Take a gander at this...

3 replies

FlamedToACrisp · 12/12/2020 22:35

Why do people say, "What's good for the goose is good for the gander," to mean... ooh... just about any random thing, from what I can make out?
The phrase is, "Sauce for the goose is sauce for the gander."

OP posts:
PuppyMonkey · 12/12/2020 22:39

I don’t understand why the sauce thing is particularly important?

Doesn’t it just mean if it’s acceptable for one thing, it’s acceptable for another? Confused

Preparing to be enlightened!

butterpuffed · 13/12/2020 08:26

I'm not sure, OP, whether you're querying if it's 'sauce' or 'good' or the actual meaning .

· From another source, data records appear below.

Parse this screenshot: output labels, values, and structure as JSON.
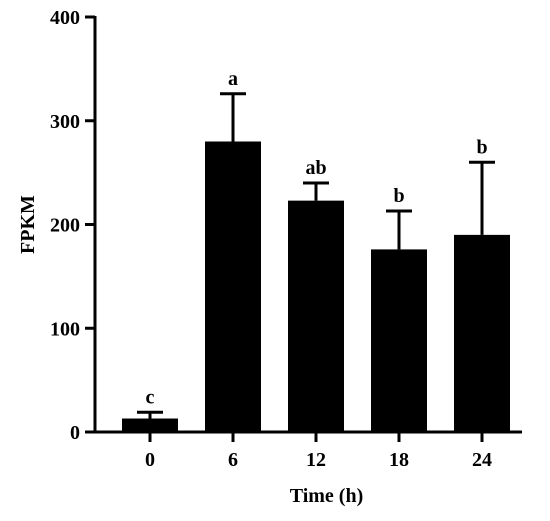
{
  "chart_data": {
    "type": "bar",
    "title": "",
    "xlabel": "Time (h)",
    "ylabel": "FPKM",
    "categories": [
      "0",
      "6",
      "12",
      "18",
      "24"
    ],
    "values": [
      13,
      280,
      223,
      176,
      190
    ],
    "error_upper": [
      19,
      326,
      240,
      213,
      260
    ],
    "significance_labels": [
      "c",
      "a",
      "ab",
      "b",
      "b"
    ],
    "ylim": [
      0,
      400
    ],
    "yticks": [
      0,
      100,
      200,
      300,
      400
    ],
    "grid": false,
    "legend": "none",
    "colors": {
      "bar": "#000000",
      "axis": "#000000",
      "background": "#ffffff"
    }
  }
}
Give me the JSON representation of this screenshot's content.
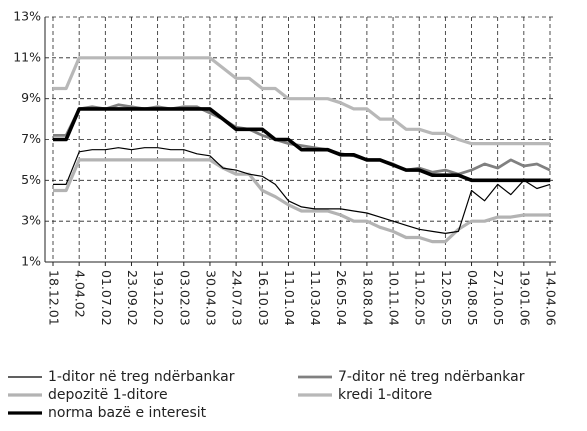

Agree with Puppy... if it's good enough for X then it's good enough for Y.

pigsDOfly · 17/12/2020 00:07

I always understood the saying to be: 'what's sauce for the goose is sauce for the gander'.

It definitely isn't 'what's good for the goose is good for the gander' although, I've heard that used many times.

So many of these saying seem to have been changed over recent years.

One that I find particularly annoying is the saying: 'the proof of the pudding is in the eating' having been changed to 'the proof's in the pudding'. It doesn't have the same meaning and it makes no sense.